就在中共代表團周恩來等與南京政府代表團張治中等舉行第一次會談的時候,毛澤東作為一代政治、軍事戰略家,獨自在香山雙清別墅思索下一步棋的走法。在毛澤東看來:按照慣例,對方在審閱了《國內和平協定草案》之後,一定會提出一些修訂的意見。同時,他又清楚就是按照和談代表的意見全部進行修改,南京方麵的李宗仁也不一定能當得了溪口蔣介石的家。因此從某種意義說,不僅以張治中為首的南京代表團是盡人事,而且以周恩來為首的中共代表團所做的一切努力,也是向全國人民說明:破壞和談的是南京國民黨政府,中國共產黨發起渡江戰役是被迫而為之的。當然,毛澤東請周恩來主持寫出這份《國內和平協定》還另有用處,那就是成為未來與尚未解放的省、市——以及還沒有消滅的國民黨軍隊進行局部和談的依據。

另外,毛澤東作為一位極度同情災難深重的人民的革命家,他的靈魂深處又的確希望“奇跡”——用和平的手段結束舊中國能出現,因此他在雙清別墅一邊處理來自全國的戰情通報,一邊在等待周恩來帶來第一次會談的消息。也許是基於同樣的原因,當周恩來向他匯報了第一次會談的結果之後,他還是希望在聽取南京代表團的意見的基礎上,對《國內和平草案》進行修改,或曰作盡可能多的讓步。同時,他還指示周恩來:在四月十四日這一天,再向張治中等人做工作,力爭要達到這樣的目的:南京國民黨代表團全體同意修訂後的《國內和平協定草案》。告訴全國人民,也包括關心蔣家天下的美、英帝國主義,是蔣介石推翻了他們派出的代表團簽訂的《國內和平協定》。

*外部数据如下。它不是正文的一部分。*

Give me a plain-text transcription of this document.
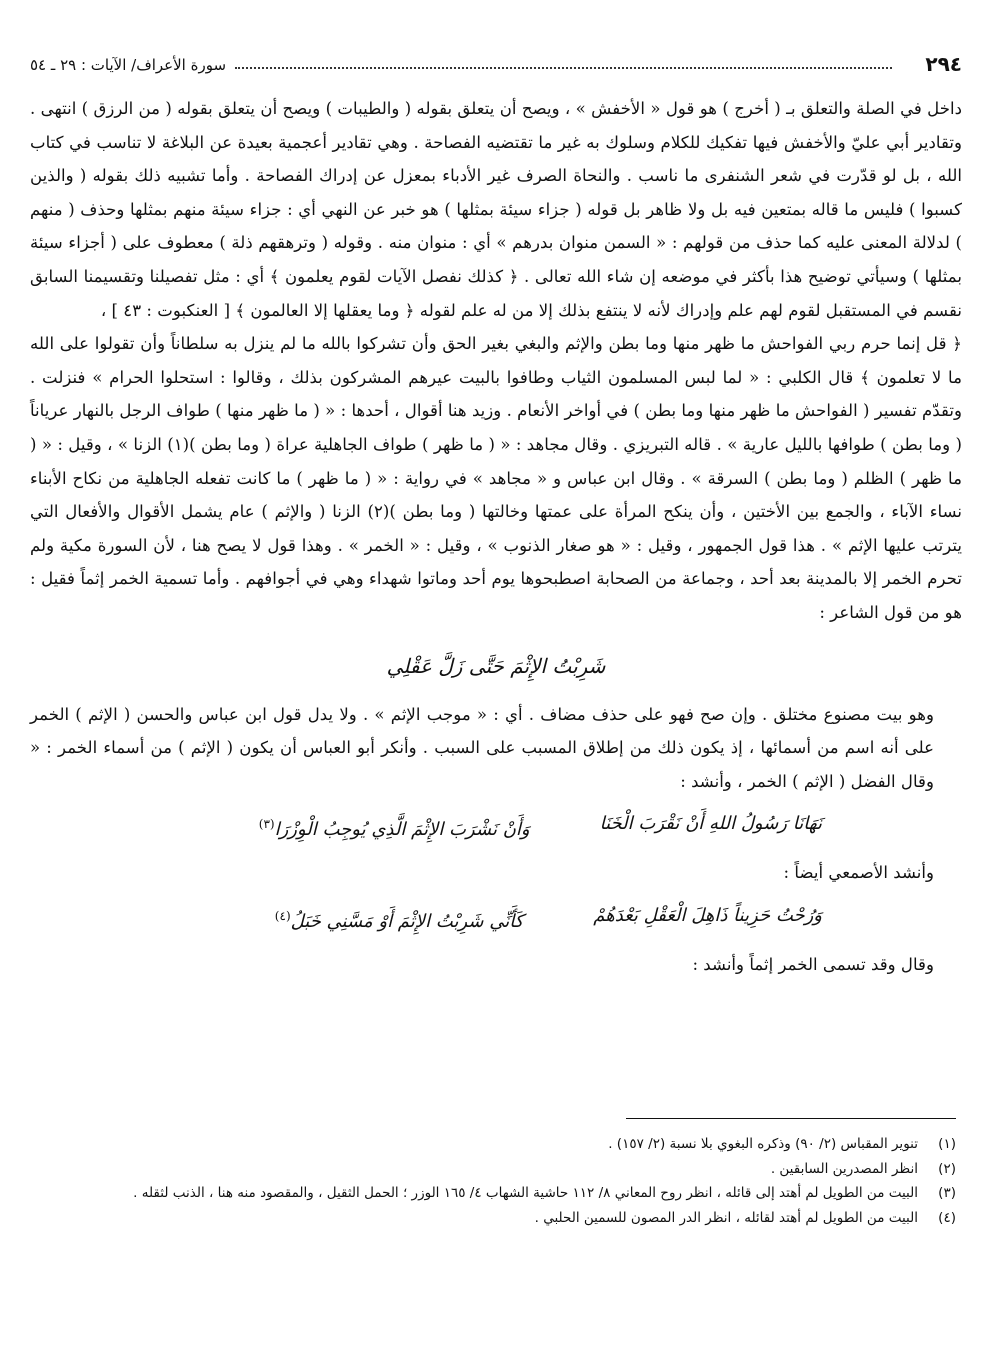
٢٩٤
سورة الأعراف/ الآيات : ٢٩ ـ ٥٤

داخل في الصلة والتعلق بـ ( أخرج ) هو قول « الأخفش » ، ويصح أن يتعلق بقوله ( والطيبات ) ويصح أن يتعلق بقوله ( من الرزق ) انتهى . وتقادير أبي عليّ والأخفش فيها تفكيك للكلام وسلوك به غير ما تقتضيه الفصاحة . وهي تقادير أعجمية بعيدة عن البلاغة لا تناسب في كتاب الله ، بل لو قدّرت في شعر الشنفرى ما ناسب . والنحاة الصرف غير الأدباء بمعزل عن إدراك الفصاحة . وأما تشبيه ذلك بقوله ( والذين كسبوا ) فليس ما قاله بمتعين فيه بل ولا ظاهر بل قوله ( جزاء سيئة بمثلها ) هو خبر عن النهي أي : جزاء سيئة منهم بمثلها وحذف ( منهم ) لدلالة المعنى عليه كما حذف من قولهم : « السمن منوان بدرهم » أي : منوان منه . وقوله ( وترهقهم ذلة ) معطوف على ( أجزاء سيئة بمثلها ) وسيأتي توضيح هذا بأكثر في موضعه إن شاء الله تعالى . ﴿ كذلك نفصل الآيات لقوم يعلمون ﴾ أي : مثل تفصيلنا وتقسيمنا السابق نقسم في المستقبل لقوم لهم علم وإدراك لأنه لا ينتفع بذلك إلا من له علم لقوله ﴿ وما يعقلها إلا العالمون ﴾ [ العنكبوت : ٤٣ ] ،

﴿ قل إنما حرم ربي الفواحش ما ظهر منها وما بطن والإثم والبغي بغير الحق وأن تشركوا بالله ما لم ينزل به سلطاناً وأن تقولوا على الله ما لا تعلمون ﴾ قال الكلبي : « لما لبس المسلمون الثياب وطافوا بالبيت عيرهم المشركون بذلك ، وقالوا : استحلوا الحرام » فنزلت . وتقدّم تفسير ( الفواحش ما ظهر منها وما بطن ) في أواخر الأنعام . وزيد هنا أقوال ، أحدها : « ( ما ظهر منها ) طواف الرجل بالنهار عرياناً ( وما بطن ) طوافها بالليل عارية » . قاله التبريزي . وقال مجاهد : « ( ما ظهر ) طواف الجاهلية عراة ( وما بطن )(١) الزنا » ، وقيل : « ( ما ظهر ) الظلم ( وما بطن ) السرقة » . وقال ابن عباس و « مجاهد » في رواية : « ( ما ظهر ) ما كانت تفعله الجاهلية من نكاح الأبناء نساء الآباء ، والجمع بين الأختين ، وأن ينكح المرأة على عمتها وخالتها ( وما بطن )(٢) الزنا ( والإثم ) عام يشمل الأقوال والأفعال التي يترتب عليها الإثم » . هذا قول الجمهور ، وقيل : « هو صغار الذنوب » ، وقيل : « الخمر » . وهذا قول لا يصح هنا ، لأن السورة مكية ولم تحرم الخمر إلا بالمدينة بعد أحد ، وجماعة من الصحابة اصطبحوها يوم أحد وماتوا شهداء وهي في أجوافهم . وأما تسمية الخمر إثماً فقيل : هو من قول الشاعر :

شَرِبْتُ الإِثْمَ حَتَّى زَلَّ عَقْلِي

وهو بيت مصنوع مختلق . وإن صح فهو على حذف مضاف . أي : « موجب الإثم » . ولا يدل قول ابن عباس والحسن ( الإثم ) الخمر على أنه اسم من أسمائها ، إذ يكون ذلك من إطلاق المسبب على السبب . وأنكر أبو العباس أن يكون ( الإثم ) من أسماء الخمر : « وقال الفضل ( الإثم ) الخمر ، وأنشد :

نَهَانَا رَسُولُ اللهِ أَنْ نَقْرَبَ الْخَنَا
وَأَنْ نَشْرَبَ الإِثْمَ الَّذِي يُوجِبُ الْوِزْرَا$^{(٣)}$

وأنشد الأصمعي أيضاً :

وَرُحْتُ حَزِيناً ذَاهِلَ الْعَقْلِ بَعْدَهُمْ
كَأَنِّي شَرِبْتُ الإِثْمَ أَوْ مَسَّنِي خَبَلُ$^{(٤)}$

وقال وقد تسمى الخمر إثماً وأنشد :

(١)
تنوير المقباس (٢/ ٩٠) وذكره البغوي بلا نسبة (٢/ ١٥٧) .
(٢)
انظر المصدرين السابقين .
(٣)
البيت من الطويل لم أهتد إلى قائله ، انظر روح المعاني ٨/ ١١٢ حاشية الشهاب ٤/ ١٦٥ الوزر ؛ الحمل الثقيل ، والمقصود منه هنا ، الذنب لثقله .
(٤)
البيت من الطويل لم أهتد لقائله ، انظر الدر المصون للسمين الحلبي .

但是,毛澤東畢竟是一位理智型的政治家,他絕不會把希望當做現實,因此,就在四月十四日——也就是周恩來等中共代表團成員繼續做南京國民黨代表團成員工作的時候,毛澤東向各個戰場通報了北平和談的進展,並指出有關渡江南進的策略等問題。請看致總前委並告第二、第三野戰軍電:

昨(十三)日起談判已至正式階段,我方協定草案已交張治中代表團,並由雙方代表開了一次正式會議。張治中等表示原則上接受我方草案,僅在個別問題上有意見。唯南京李(宗仁)、何(應欽)、白(崇禧)、顧(祝同)等是否能拒絕美蔣幹涉(此種幹涉現已加緊)願意接受,則尚無把握。我們要李、何、於右任、居正、童冠賢等五人來北平共商。如彼等不來,則由張治中派人回南京征求意見。如南京根本拒絕不願簽字,則爭取張治中代表團簽字,然後由我軍渡江,威迫南京批準。如南京因受美蔣脅迫不敢批準,並逃往桂林,則將協定公布,號召一切國民黨主和派分子(單南京立法院即有一百多個立法委員認為無論如何要和,並謂非共軍渡江不能解決問題)擁護協定的執行。萬一連張治中也不敢簽字,則其曲在彼,我方可將草案公布,爭取人民及國民黨中主和分子及愛國分子的同情,對我軍南進,甚為有利。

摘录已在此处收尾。